I am setting up a tank using mineralized topsoil. I plan on being fairly low tech. My question is do you think the AH supply 2x36watt kit would be adequate lighting? Ive kept coral for years, but this plant thing is new. Thanks guys.


----------



## JustLikeAPill (Oct 9, 2006)

I think it would be fine. A 150 watt metal halide/hqi would be great though!


----------



## 2in10 (Sep 5, 2010)

A 4X36 unit would allow for a greater selection of plants and greater coverage.


----------



## Indignation (Mar 9, 2008)

If you want low tech, even 2x36w might be a bit much without co2... try elevating the light to cut the PAR a little. 4x36w is unnecessary overkill. besides, if you get everything else dialed in, you can grow _anything_ with 72w of cfl on a tank that size. The AHS reflectors will give you good coverage with just 2 bulbs.

It's a common beginner mistake to assume more lights = better growth. More often than not, it just means more problems with algae and unhealthy plants.


----------



## Reef2plants (Jan 24, 2011)

Thanks guys. I dont plan on using C02 right now, but possibly down the line as I build confidence. I dont plan on keeping anything too light demanding. I have yet to build the canopy because I wasnt sure if I was gonna need more light or possibly less. Very impressed with the AH reflectors.


----------



## sea1 (Aug 14, 2008)

FWIW, I have a Marineland Double Brite LED fixture over my 18x18x18 cube. Mineralized top soil covered with Eco Complete. Easy plants (jungle val, crypts, anubias) are growing fine. Just an option to consider especially for a low tech tank. That LED fixture was under $70 delivered from petco when it went on sale and I added a 10% off coupon.

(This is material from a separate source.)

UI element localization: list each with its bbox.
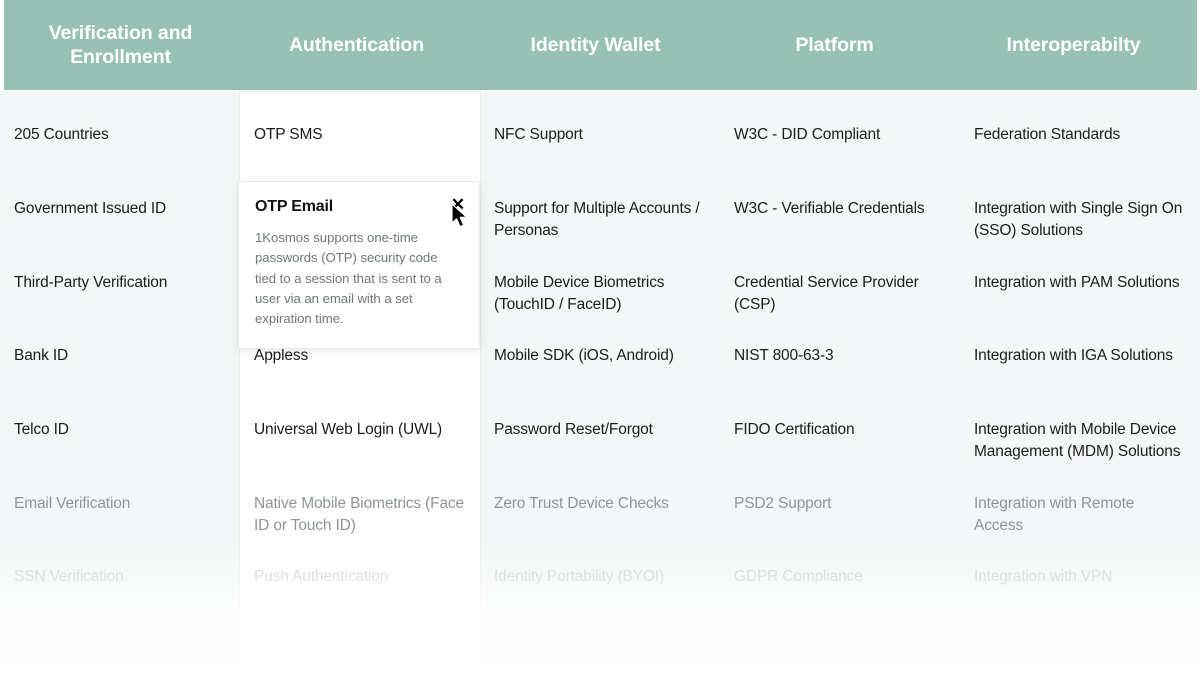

With the fixture centered on the tank, the very front and back of the tanks definitely are not as well lit as the center. But I'm more than happy with the purchase as it meets my needs and would do it again.


----------



## klink67 (Feb 11, 2011)

Rapidled par38 cool white bulb with 80 degree optics should work great and give you the shimmer of a halide. For your size tank it isn't worth using fluorescents.


----------